Second, the Jacobi sums way. Here we recall that, for $a\in\ffield$ and $d\mid p-1$, we have $$\#\{x\in\ffield:x^d=a\}=\sum_{\chi^d=1}\chi(a),$$ with $\chi$ running over characters modulo $p$ whose order divides $d$ (this generalizes the case $d=2$ used above). So, for $p=4k+1$ and $\chi$ a character modulo $p$ of order $4$ (thus $\chi^2=\chi_2$), $$A_p=\sum_{\substack{a,b\in\ffield\\a+b=1}}\#\{x:x^4=a\}\cdot\#\{y:y^2=b\}=\sum_{\substack{0\leqslant r\leqslant 3\\0\leqslant s\leqslant 1}}J(\chi^r,\chi_2^s).$$

Computing nonzero terms using the properties of Jacobi sums, we have $$A_p=p+J(\chi,\chi_2)+J(\chi_2,\chi_2)+J(\chi^3,\chi_2)=p-1+2\Re J(\chi,\chi_2)$$ since $J(\chi_2,\chi_2)=-\chi_2(-1)=-1$ and $\chi^3=\bar\chi\implies J(\chi^3,\chi_2)=\overline{J(\chi,\chi_2)}$.

But $J(\chi,\chi_2)\in\mathbb{Z}[i]$ (because $\chi$ takes values from there) and $|J(\chi,\chi_2)|=p^{1/2}$ (known one, follows from the analogous property of the Gauss sum).
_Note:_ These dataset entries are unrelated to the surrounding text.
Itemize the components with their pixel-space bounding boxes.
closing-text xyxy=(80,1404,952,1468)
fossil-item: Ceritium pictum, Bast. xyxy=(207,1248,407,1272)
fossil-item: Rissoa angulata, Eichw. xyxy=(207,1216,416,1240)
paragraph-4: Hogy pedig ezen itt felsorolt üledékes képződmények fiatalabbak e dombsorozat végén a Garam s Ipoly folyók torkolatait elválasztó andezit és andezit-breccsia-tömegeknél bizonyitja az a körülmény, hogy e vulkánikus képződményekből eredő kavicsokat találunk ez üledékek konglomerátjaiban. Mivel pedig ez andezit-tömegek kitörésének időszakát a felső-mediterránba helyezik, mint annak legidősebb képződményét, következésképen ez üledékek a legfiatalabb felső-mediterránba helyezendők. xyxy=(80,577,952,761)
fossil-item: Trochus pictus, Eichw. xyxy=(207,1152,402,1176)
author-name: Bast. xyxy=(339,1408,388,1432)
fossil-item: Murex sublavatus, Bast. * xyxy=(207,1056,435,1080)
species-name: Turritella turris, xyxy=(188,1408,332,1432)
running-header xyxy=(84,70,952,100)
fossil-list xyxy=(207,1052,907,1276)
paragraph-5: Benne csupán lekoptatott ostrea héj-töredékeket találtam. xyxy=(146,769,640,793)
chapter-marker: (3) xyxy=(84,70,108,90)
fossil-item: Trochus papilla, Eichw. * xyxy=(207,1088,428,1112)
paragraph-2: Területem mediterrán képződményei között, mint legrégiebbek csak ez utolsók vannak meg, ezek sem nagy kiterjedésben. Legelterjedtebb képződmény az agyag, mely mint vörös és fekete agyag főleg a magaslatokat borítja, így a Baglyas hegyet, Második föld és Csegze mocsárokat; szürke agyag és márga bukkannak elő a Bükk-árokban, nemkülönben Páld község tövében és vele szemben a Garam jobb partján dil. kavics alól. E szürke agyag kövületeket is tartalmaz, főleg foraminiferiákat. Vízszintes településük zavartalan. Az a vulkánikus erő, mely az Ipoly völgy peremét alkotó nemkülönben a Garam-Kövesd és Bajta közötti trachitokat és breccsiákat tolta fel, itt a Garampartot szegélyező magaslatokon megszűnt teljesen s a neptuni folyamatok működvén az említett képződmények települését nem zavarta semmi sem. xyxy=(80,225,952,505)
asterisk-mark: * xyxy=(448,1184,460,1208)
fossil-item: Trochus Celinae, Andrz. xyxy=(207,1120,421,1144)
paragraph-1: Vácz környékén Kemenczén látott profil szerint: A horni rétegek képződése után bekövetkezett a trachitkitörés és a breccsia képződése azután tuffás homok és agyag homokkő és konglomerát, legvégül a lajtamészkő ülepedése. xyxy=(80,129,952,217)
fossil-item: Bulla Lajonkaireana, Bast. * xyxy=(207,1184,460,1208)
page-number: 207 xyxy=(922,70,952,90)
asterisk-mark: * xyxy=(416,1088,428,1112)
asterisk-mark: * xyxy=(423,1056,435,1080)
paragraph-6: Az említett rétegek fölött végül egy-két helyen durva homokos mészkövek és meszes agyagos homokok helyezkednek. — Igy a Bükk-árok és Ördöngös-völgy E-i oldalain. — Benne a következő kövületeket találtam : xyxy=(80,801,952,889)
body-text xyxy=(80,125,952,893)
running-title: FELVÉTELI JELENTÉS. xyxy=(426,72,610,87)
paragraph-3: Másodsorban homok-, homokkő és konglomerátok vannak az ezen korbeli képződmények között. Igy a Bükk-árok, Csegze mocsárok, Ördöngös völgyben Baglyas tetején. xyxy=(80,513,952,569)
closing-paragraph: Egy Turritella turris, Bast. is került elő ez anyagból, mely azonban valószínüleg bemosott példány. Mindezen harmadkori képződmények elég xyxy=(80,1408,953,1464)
That is, there are integers $a_p,b_p$ such that $J(\chi,\chi_2)=a_p+b_p i$ and $a_p^2+b_p^2=p$; the above gives $A_p=p-1+2a_p$. Combined with the "binomial" expression obtained earlier, and noting that $|a_p|=|a|$ for the "$a$" in the question, we're done.

Similarly, for $p=6k+1$ and $\chi$ a character modulo $p$ of order $3$, we get $$B_p=p+J(\chi,\chi_2)+J(\chi^2,\chi_2)=p+2\Re J(\chi,\chi_2),$$ and this time $J(\chi,\chi_2)\in\mathbb{Z}[\omega]$ with $\omega=e^{2\pi i/3}$. So, for some integers $a_p,b_p$, $$J(\chi,\chi_2)=a_p+b_p\omega,\qquad B_p=p+2a_p-b_p,\\4p=4|J(\chi,\chi_2)|^2=4(a_p^2-a_p b_p+b_p^2)=(2a_p-b_p)^2+3b_p^2,$$ and we obtain the Bonus claim (fixme: exclude the possibility of half-an-integer...).